El derecho fundamental a la defensa procesal está regulado por el art. 11, inciso 1, de la Declaración Universal de Derechos Humanos; el artículo 14, inciso 3, parágrafo d), del Pacto Internacional de Derechos Civiles y Políticos; el artículo 8, inciso 2, parágrafo d), de la Convención Americana sobre Derechos Humanos; y el artículo 139, inciso 14, de la Constitución Política de 1993.
La defensa procesal no es sólo un derecho subjetivo, sino también una garantía, esto es, una condición esencial de validez de todo proceso penal propio de un Estado de Derecho. En este sentido, corresponde al Estado velar para que esta garantía sea real y efectiva en todo proceso.
Ahora bien, en lo que respecta a la defensa técnica, tal como señala la doctrina (Cafferata Nores, Jauchen), no basta la mera presencia del abogado defensor, ya que el equilibrio de las partes exige una actividad profesional diligente y eficaz del defensor. Cuando no hay una defensa eficaz se hace preciso sustituir al abogado defensor, teniéndose por nulos los actos procesales efectuados por el abogado negligente.
En esta línea, señala Jauchen, que «es imprescindible que el defensor agote pormenorizadamente una razonada refutación de las pruebas y fundamentos de cargo, tanto desde el punto de vista de hecho como de derecho».
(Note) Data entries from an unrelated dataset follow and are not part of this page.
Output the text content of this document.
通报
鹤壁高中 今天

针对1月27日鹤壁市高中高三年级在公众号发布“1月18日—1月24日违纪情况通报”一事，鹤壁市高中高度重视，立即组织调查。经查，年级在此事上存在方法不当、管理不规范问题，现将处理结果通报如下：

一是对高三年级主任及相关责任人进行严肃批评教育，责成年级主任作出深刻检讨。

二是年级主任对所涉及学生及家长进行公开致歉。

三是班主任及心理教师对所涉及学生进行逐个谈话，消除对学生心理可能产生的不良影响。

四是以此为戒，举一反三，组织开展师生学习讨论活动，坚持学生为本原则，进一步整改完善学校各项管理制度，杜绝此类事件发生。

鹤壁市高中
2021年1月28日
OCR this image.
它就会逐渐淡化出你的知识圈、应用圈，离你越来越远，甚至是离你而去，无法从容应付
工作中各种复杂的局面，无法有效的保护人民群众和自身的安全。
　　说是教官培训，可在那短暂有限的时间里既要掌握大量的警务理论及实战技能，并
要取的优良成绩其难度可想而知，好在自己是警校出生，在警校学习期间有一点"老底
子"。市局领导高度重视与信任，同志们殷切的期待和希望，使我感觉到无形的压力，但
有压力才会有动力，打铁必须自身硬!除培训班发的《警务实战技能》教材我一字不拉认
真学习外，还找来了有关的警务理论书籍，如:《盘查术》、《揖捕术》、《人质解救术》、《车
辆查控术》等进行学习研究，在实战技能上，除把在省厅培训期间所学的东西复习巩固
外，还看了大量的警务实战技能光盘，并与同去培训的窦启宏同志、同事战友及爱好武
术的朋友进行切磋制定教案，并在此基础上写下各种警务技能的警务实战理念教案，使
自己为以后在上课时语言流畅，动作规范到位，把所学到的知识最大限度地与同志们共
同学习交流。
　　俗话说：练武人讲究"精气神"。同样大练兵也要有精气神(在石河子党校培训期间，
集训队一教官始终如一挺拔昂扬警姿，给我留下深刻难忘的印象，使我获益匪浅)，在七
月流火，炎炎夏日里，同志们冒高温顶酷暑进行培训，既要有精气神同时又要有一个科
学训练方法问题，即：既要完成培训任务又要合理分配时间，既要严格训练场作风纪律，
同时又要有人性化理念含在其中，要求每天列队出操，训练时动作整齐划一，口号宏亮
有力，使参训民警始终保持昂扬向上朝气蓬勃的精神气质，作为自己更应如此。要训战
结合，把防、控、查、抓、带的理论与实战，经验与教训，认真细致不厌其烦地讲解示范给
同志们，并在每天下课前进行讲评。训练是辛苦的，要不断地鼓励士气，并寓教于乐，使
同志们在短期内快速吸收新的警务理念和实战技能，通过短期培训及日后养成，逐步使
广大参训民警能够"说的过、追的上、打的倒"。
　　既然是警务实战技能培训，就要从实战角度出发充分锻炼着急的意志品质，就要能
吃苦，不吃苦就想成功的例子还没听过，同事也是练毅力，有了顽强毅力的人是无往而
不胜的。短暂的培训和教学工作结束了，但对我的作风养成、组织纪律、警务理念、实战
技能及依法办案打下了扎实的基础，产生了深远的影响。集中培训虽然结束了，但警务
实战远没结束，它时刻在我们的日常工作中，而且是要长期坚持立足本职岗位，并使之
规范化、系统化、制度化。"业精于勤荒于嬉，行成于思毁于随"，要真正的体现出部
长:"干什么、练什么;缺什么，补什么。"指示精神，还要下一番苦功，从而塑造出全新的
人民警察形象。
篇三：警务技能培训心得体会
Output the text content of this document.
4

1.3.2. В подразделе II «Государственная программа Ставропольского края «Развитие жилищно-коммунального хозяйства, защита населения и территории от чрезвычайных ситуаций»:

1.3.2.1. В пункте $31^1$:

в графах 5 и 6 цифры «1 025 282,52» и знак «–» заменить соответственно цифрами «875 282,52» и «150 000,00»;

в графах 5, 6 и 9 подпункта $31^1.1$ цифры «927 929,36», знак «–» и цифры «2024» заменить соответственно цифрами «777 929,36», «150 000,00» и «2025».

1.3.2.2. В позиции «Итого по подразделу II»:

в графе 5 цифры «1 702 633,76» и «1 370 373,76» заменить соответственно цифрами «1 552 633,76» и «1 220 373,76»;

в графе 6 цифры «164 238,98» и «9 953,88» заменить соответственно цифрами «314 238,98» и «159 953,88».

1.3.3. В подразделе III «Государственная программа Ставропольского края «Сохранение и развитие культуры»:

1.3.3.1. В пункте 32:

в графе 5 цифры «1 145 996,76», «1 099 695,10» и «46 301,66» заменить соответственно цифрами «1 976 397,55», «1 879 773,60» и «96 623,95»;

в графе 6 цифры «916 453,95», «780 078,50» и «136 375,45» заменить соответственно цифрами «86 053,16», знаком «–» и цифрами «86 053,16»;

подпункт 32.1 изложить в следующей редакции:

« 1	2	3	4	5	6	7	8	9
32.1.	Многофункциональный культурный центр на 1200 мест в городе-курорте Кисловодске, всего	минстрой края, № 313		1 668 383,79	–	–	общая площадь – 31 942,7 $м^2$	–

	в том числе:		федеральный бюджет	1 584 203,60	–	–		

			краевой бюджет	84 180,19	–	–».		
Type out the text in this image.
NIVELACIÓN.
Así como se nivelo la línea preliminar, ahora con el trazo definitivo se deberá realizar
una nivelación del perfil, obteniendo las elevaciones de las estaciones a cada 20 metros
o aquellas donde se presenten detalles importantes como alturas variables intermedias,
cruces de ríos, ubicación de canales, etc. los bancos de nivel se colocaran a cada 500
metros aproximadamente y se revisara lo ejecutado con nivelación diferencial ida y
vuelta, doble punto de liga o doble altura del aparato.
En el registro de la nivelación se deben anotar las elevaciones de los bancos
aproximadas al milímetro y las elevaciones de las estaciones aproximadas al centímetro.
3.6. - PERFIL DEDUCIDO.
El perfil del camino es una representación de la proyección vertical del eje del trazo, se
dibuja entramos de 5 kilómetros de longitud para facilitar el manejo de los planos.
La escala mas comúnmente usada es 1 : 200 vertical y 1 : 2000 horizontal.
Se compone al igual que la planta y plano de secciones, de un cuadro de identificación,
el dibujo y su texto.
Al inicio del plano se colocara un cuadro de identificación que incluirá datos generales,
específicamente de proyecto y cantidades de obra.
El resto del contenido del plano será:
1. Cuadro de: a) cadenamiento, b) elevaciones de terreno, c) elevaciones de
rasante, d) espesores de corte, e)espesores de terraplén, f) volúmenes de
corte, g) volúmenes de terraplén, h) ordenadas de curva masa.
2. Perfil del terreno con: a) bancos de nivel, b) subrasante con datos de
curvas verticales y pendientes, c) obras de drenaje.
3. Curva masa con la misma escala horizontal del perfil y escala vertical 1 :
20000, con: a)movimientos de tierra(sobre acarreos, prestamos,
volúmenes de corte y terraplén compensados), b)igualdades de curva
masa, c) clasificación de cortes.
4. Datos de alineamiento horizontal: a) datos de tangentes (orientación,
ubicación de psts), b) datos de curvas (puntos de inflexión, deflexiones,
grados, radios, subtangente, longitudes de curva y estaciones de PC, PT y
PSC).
La negligencia, la inactividad, la ignorancia de la ley, o el descuido del defensor, no justifica el estado de indefensión del imputado en el proceso penal. Es un deber del Estado garantizar que la presencia del abogado defensor en el proceso no sea únicamente de tipo formal. Este debe asistir real, efectiva e idóneamente al imputado en el proceso penal.
Así, en la sentencia del 30 de mayo de 1999 (caso Petruzzi v. Estado peruano), la Corte IDH reitera que en el proceso penal la persona tiene derecho a una defensa adecuada y, por tanto, constituye un estado de indefensión prohibido por el Pacto de San José una presencia o actuación de un defensor meramente formal.
Uno de los contenidos de la defensa eficaz es la contradicción fundamentada de los hechos, pruebas y argumentos de cargo. En este sentido, coincidimos con Cafferata Nores[1] cuando puntualiza que la mera existencia del defensor suele ser insuficiente por sí sola para garantizar el principio de igualdad de armas en el proceso penal, en la medida que sólo produce una “igualdad formal”. Más aún, el equilibrio propio de la igualdad de armas exige una actividad profesional diligente y eficaz. A tal punto que si no hay defensa eficaz estamos frente a un “abandono implícito de la defensa”. Se trataría de una mera defensa formal que no pone a salvo los derechos y garantías del imputado.
Como ha señalado[2] el Supremo Tribunal de Justicia de los Estados Unidos, «existen dos componentes a ser analizados para determinar si ha existido una defensa efectiva: el comportamiento deficiente del abogado y el perjuicio ocasionado por la conducta del abogado». La regla de la defensa eficaz del abogado es un estándar objetivo de carácter razonable. De tal forma que, a fin de establecer si el resultado perjudicial es error del abogado, debe demostrarse que el resultado hubiera sido diferente de haber sido otra la conducta del abogado.
En definitiva, la garantía de la defensa procesal exige que los actos de la defensa técnica necesariamente se efectúen como crítica oposición a la pretensión punitiva. La defensa que no se realice bajo este parámetro debe considerarse nula, ya que el imputado, en estricto, no habría contado con un abogado que permita el ejercicio de su derecho de defensa.
Como ejemplos se pueden mencionar:
i) el caso de un abogado que no advirtió el carácter atípico de un hecho, por no haber manejado aspectos básicos sobre la imputación objetiva (un presunto fraude en la administración de persona jurídica en el que el imputado carecía de competencias para tomar decisiones sobre la empresa en cuestión);
ii) si el defensor en un presunto homicidio culposo no advirtió que el hecho se debió exclusivamente a la autopuesta en peligro de la víctima y permitió que su patrocinado se someta a la terminación anticipada;
iii) cuando el abogado no advirtió que el hecho atribuido a su patrocinado no debe juzgarse en un proceso inmediato, sino en uno ordinario, y debido a su negligencia aquél debe afrontar un proceso distinto al ya previsto por ley.
En todos estos casos podría válidamente solicitarse la nulidad del proceso.
[1] Vid. Cafferata Nores, José. Proceso penal y derechos humanos. Centro de Estudios Legales y Sociales, Editores del Puerto, Buenos Aires, 2000, p. 118.
[2] Weatherford v. Bursey 429 US 545 (1977).